Unfortunately, when compressing rules, we lose information on counters and timeouts
of the original policy, which can provide vital information about the nature of the
traffic in a network. Therefore, any solution should preserve the properties of each
rule.
Internet traffic follows Zipf’s law, i.e., a few rules match most of the traffic while
the majority of rules handle the small portion of the traffic [23]. Based on this, we
believe that caching is a reasonable alternative solution to the rule-space problem.
9
A caching scheme saves the most “popular” rules in the TCAM, and diverts the
remaining traffic to a software switch (or software agent on the hardware switch)
for processing. Our caching algorithm carefully splits the rules among software and
hardware so that the semantics of the original policy are preserved. The combination
of hardware and software gives the operator the illusion of an arbitrarily large rule
table, while minimizing the performance penalty for exceeding the TCAM size. For
example, an 800 Gbps hardware switch, together with a single 40 Gbps software
switch could easily handle traffic with a 5% miss rate in the TCAM.
In order to make integration with existing networks easier, any good caching
solution should have three properties:
Correctness : Caching rules should not change the overall policy in any manner.
The rules should be cached very carefully so that the semantics of the original policy
are preserved. Furthermore, caching should be done so that most of the network
traffic is processed at line-rate.
Transparency : Entities that use the TCAM space should be oblivious to the
existence of a caching layer; e.g., counters of rules should be updated in a consistent
manner, and rules should timeout normally. Thus, any rule manipulation done by
the caching abstraction should be transparent with respect to these expectations.
Responsiveness : A good caching solution should be dynamic, i.e., if a rule becomes
popular during a certain time period, the caching solution should react in a timely
manner, and move the rule in the cache hierarchy in order to minimize churn.
The rest of the thesis is organized as follows. Chapter 2 discusses recent caching
and compression solutions for overcoming the TCAM space limitation problem. In
Chapter 3, a caching system is proposed that satisfies correctness, responsiveness and
transparency properties. Chapter 4 evaluates the system on few network policies.

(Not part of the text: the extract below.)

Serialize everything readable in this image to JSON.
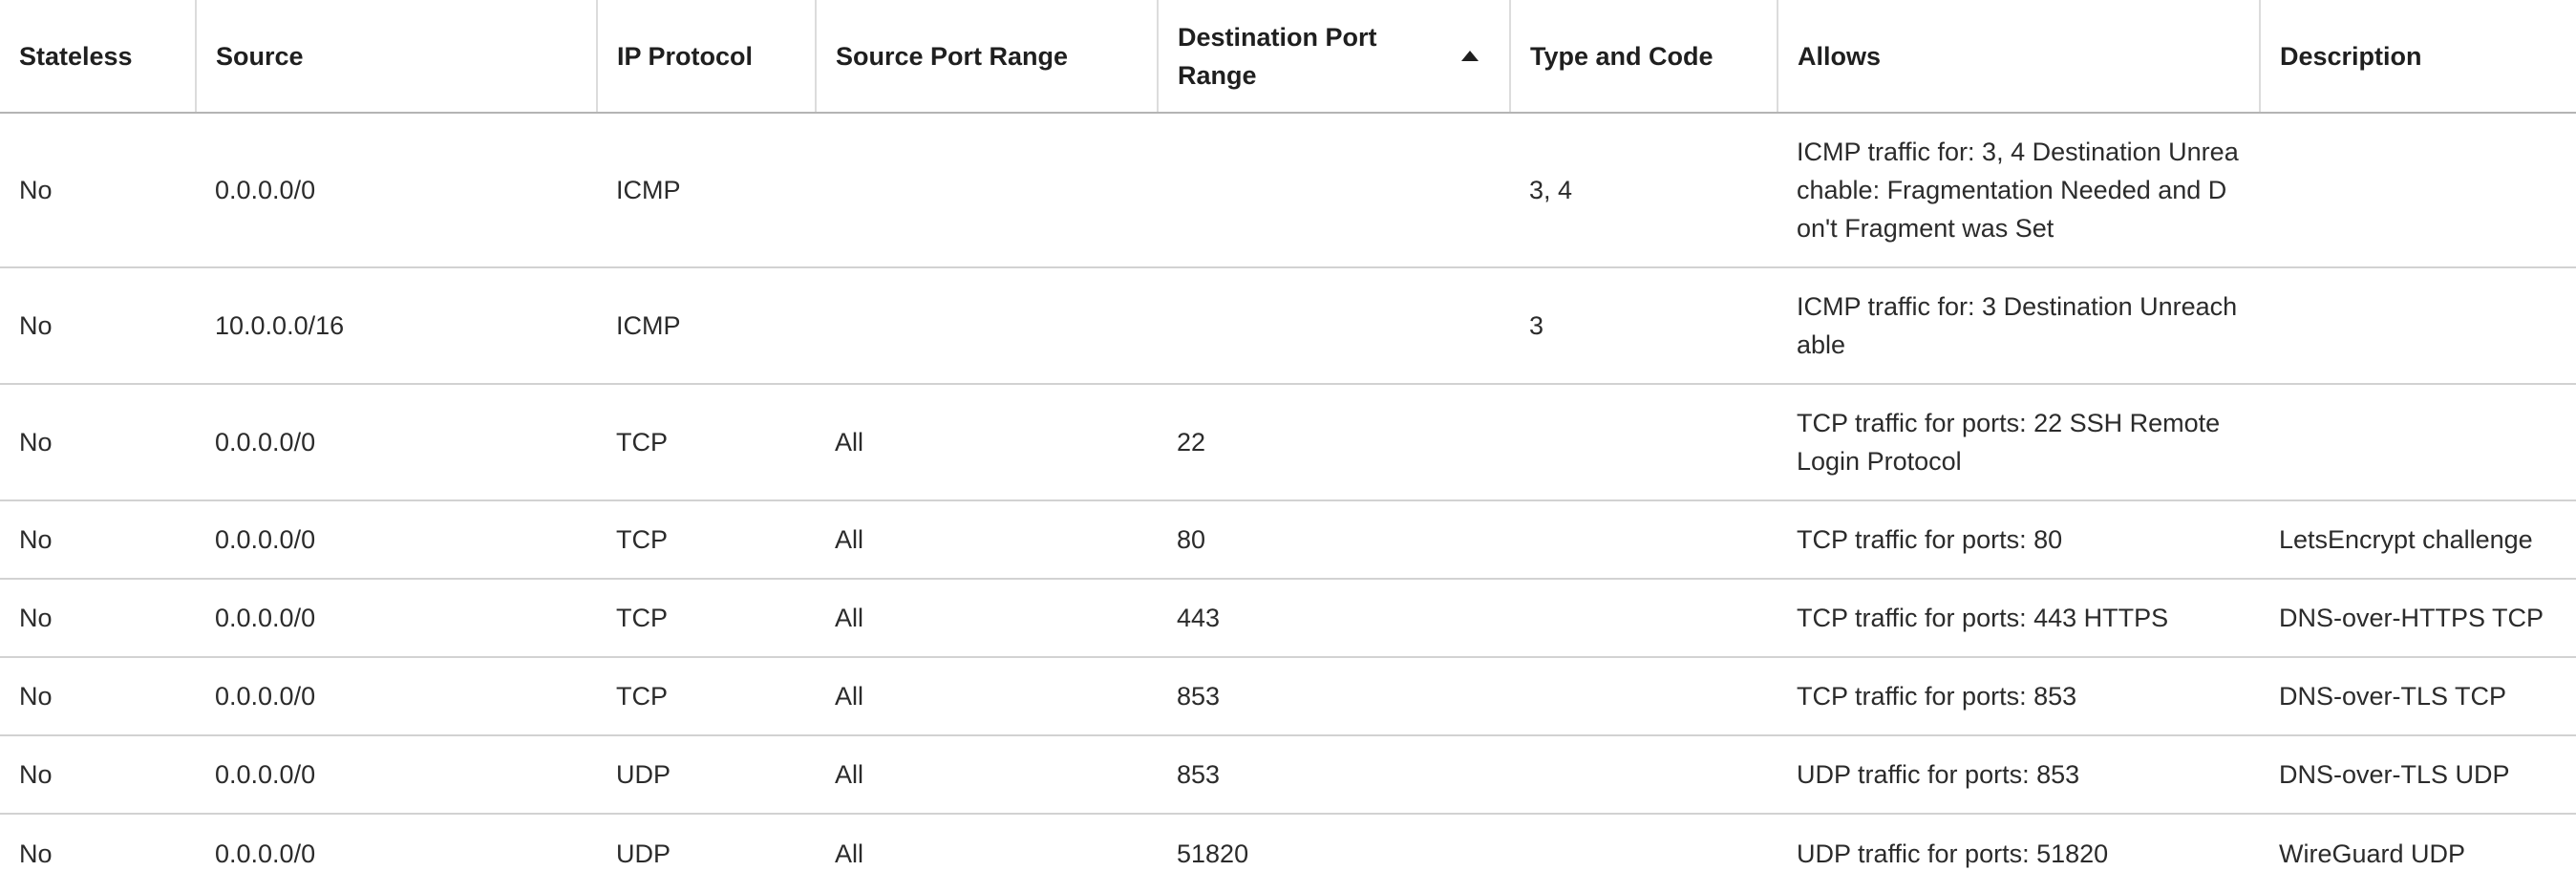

Finally, Chapter 5 discusses future work that can be studied in this space.
10
Chapter 2
RELEVANT WORK
The solutions proposed to manage the rule space problem generally fall into two
main categories: caching and compression. Solutions that rely on compression, aim to
make effective use of the available memory space by combining several rules together
without affecting the semantics of the rule table. The problem with compression is
that we lose information about rules, e.g., when two rules are merged, extracting the
packet counter of each rule is not possible. This violates transparency, which is a
desired property of any solution. On the other end, caching solutions usually break
the rule table into several smaller rule tables, while preserving the semantics of the
policy. These algorithms then save each of these rule tables based on the need of the
network on fast memory, i.e., TCAM. Here, we look at a few solutions that have been
proposed to make efficient use of available TCAM space: DIFANE [29], wire speed
packet classification without TCAMs [10] and H-SOFT [11].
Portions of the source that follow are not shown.